BACKGROUND: Dysregulation of the hypothalamic-pituitaryadrenal (HPA) axis has been associated with craving and early relapse among individuals with substance use disorders. However, no association has been postulated regarding treatment retention and prognosis in crack cocaine users. OBJECTIVE: Our aim was to investigate the association between morning salivary cortisol levels and treatment retention in crack cocaine users.

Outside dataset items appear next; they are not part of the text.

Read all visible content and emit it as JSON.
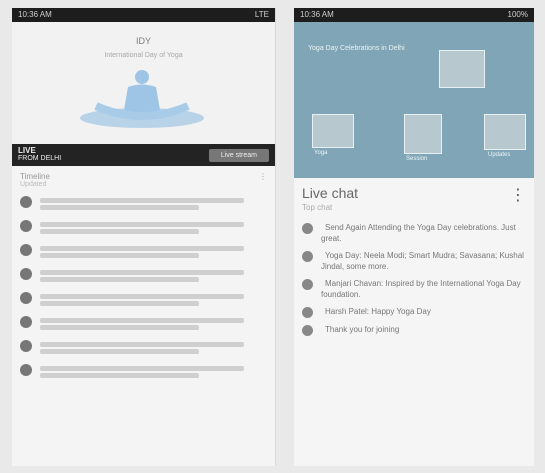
{
  "left": {
    "status": {
      "left": "10:36 AM",
      "right": "LTE"
    },
    "banner": {
      "logo": "IDY",
      "subtitle": "International Day of Yoga"
    },
    "live_strip": {
      "title": "LIVE",
      "subtitle": "FROM DELHI",
      "button": "Live stream"
    },
    "meta": {
      "title": "Timeline",
      "sub": "Updated"
    },
    "feed_count": 8
  },
  "right": {
    "status": {
      "left": "10:36 AM",
      "right": "100%"
    },
    "top": {
      "title": "Yoga Day Celebrations in Delhi"
    },
    "thumb_caps": [
      "Yoga",
      "Session",
      "Updates"
    ],
    "live_header": {
      "title": "Live chat",
      "sub": "Top chat"
    },
    "chat": [
      {
        "from": "",
        "text": "Send Again Attending the Yoga Day celebrations. Just great."
      },
      {
        "from": "",
        "text": "Yoga Day: Neela Modi; Smart Mudra; Savasana; Kushal Jindal, some more."
      },
      {
        "from": "",
        "text": "Manjari Chavan: Inspired by the International Yoga Day foundation."
      },
      {
        "from": "",
        "text": "Harsh Patel: Happy Yoga Day"
      },
      {
        "from": "",
        "text": "Thank you for joining"
      }
    ]
  }
}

METHODS: 44 male crack cocaine users were recruited from a detoxification unit. Saliva collection was performed in the morning of the second treatment day. Substance use profile was assessed using the Addiction Severity Index. RESULTS: The median length of stay in inpatient treatment was 7 days (IQR 3-16). Treatment retention was associated with cortisol levels (r = -0.324; p = 0.032), especially in the group with positive family history. Moreover, treatment retention was correlated with age (r = 0.333, p = 0.027), and number of days of tobacco use (r = 0.332, p = 0.028) and crack use (r = 0.327, p = 0.031). A Cox regression model was performed and showed that inpatients with above normal cortisol levels (≥0.69 µg/dL) presented a worse prognostic related to treatment retention (HR = 2.39, CI95% 1.1-5.1, p = 0.024). CONCLUSION: Several factors could contribute to increased cortisol levels in these patients, e.g. craving, dysregulation of the HPA axis, chronic drug use, stress due to confinement, and substance abstinence. Nevertheless, our findings could guide further studies about new biomarkers in crack cocaine use disorder, since HPA axis dysregulation at the time of treatment admittance may be a prognostic marker for treatment retention.